Belarus is more liberal than ever: political prisoners still exist, while Nazis are amnestied

2009 2009-07-08T17:11:12+0300 1970-01-01T03:00:00+0300 en The Human Rights Center “Viasna” The Human Rights Center “Viasna”
The Human Rights Center “Viasna”

A leaders of Homel structure of the Russian National Unity (RNU) in Homel Andrei Nestsiarovich returned to his native city after two years on the run.

The member of the radical Russian neo-Nazi organization must have served a term of punishment in correction facilities. The press service of Homel oblast KGB department reported about this. But KGB officers accused the activists of the RNU chauvinistic organization of violation of Article 193.1 of the Criminal Code (activity or organization activity on behalf of an unregistered organization), though this article is traditionally used by the authorities to suppress active representatives of the democratic youth. The young neo-Nazi could get a serious term of punishment even in Belarus. For example, Article 130, part 3 of the Criminal Code of Belarus envisages 5-12 of jail for stirring up race, national, or religious hatred committed by a group of persons. He only faced shaking finger at him for activity without registration.

Nestsiarovich has some rather serious offences in his biography. In 2006, he beat a guy who was trying to clean a central Homel street from RNU stickers. The whole town was covered with RNU extremist leaflets. The police appeared at the site of the incident after some seconds. Nestsiarovich, the initiator of the fight, got a fine and arrest, though he behaved in a very aggressive way and was shouting insults. It was found out at the trial that the RNU activist had been spreading xenophobic literature.

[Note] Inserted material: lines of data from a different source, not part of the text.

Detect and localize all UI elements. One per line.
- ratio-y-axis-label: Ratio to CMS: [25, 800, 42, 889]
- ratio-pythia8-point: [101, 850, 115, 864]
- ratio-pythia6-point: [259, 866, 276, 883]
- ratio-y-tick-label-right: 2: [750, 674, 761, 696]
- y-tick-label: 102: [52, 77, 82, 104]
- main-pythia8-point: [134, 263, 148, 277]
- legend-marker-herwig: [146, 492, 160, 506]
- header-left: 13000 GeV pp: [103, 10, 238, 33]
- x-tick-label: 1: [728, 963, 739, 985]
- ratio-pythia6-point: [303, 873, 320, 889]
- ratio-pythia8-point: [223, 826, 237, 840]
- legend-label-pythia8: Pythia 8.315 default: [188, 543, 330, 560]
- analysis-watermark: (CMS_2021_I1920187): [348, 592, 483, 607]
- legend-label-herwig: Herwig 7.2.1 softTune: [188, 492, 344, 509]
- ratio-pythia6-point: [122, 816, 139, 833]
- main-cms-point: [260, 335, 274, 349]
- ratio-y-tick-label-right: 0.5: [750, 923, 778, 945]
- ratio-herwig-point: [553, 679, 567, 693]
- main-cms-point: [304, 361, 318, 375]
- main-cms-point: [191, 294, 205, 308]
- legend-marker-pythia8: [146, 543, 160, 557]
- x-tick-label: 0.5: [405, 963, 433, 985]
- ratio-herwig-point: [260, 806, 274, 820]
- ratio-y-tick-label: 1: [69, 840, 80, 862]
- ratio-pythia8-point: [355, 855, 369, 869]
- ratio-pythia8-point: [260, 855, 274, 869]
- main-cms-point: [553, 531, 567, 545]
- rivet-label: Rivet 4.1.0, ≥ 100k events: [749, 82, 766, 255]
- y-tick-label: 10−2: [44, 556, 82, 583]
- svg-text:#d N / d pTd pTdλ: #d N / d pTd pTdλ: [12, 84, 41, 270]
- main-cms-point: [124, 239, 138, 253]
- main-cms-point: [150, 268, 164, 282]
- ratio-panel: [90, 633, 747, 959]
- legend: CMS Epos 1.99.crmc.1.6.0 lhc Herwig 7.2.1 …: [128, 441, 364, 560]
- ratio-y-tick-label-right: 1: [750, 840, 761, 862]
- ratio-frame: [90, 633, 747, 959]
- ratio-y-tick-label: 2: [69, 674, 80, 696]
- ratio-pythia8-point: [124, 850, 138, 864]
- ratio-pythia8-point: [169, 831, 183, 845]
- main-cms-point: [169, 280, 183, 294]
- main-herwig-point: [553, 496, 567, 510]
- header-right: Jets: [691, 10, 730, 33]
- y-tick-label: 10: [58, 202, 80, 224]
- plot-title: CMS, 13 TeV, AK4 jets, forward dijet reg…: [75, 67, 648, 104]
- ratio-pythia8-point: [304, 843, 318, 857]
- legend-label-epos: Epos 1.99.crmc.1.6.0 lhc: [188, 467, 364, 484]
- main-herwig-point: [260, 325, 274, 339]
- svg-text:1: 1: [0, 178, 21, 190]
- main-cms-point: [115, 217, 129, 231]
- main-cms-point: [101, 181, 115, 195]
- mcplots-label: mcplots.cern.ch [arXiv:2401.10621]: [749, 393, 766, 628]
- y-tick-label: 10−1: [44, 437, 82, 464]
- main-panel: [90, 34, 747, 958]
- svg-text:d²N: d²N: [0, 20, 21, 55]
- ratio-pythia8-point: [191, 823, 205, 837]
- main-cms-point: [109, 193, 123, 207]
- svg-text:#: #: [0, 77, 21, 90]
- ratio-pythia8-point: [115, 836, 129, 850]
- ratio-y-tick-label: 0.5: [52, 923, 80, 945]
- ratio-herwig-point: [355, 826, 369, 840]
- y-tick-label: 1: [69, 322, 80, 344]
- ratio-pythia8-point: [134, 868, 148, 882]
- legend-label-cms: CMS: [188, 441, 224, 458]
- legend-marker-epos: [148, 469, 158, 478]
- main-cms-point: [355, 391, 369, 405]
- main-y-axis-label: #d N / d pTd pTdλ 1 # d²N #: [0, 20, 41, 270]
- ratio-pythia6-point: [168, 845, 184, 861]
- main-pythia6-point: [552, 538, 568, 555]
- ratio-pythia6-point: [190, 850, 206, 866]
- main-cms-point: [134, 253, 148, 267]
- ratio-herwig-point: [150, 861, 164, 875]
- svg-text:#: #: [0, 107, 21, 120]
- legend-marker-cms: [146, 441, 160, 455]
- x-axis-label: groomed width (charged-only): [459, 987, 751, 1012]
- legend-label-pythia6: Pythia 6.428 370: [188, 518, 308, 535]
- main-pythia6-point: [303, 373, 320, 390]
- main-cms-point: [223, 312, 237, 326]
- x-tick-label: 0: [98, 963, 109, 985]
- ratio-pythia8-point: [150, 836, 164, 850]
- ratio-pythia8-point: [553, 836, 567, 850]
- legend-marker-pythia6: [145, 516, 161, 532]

In late 2006, Homel oblast KGB department instigated a criminal case against two activists of right radical RNU. One of them, Mikhail Yukauchuk, served the full term of 6-month arrest under article 193-1 of the Criminal Code of Belarus. Andrei Nestsiarovich didn’t appear at the trial. He is said to have been hiding in neighboring Russia. Andrei Nestsiarovich has returned home recently after eh learnt about the oncoming amnesty in honor of the 65th anniversary of liberation of Belarus from Nazi troops. The trial over him went unnoticed in Homel; the verdict didn’t take effect because of the amnesty. Nestsiarovich, dressed in black military uniform, can be seen in the center of Homel. Judging by his appearance, his views haven’t changed for the years of hiding from the Belarusian justice.

A Homel anti-fascist, who preferred not to tell his name, told Belorusski Partizan an interesting detail about the RNU branch in Homel. The Russian organization denies their structure is officially represented in Homel. It seems that a strange organization with direct relation to the KGB operates in the town. This information may be true as there are serious grounds to suspect the Russian RNU structures of cooperation with the Belarusian secret services.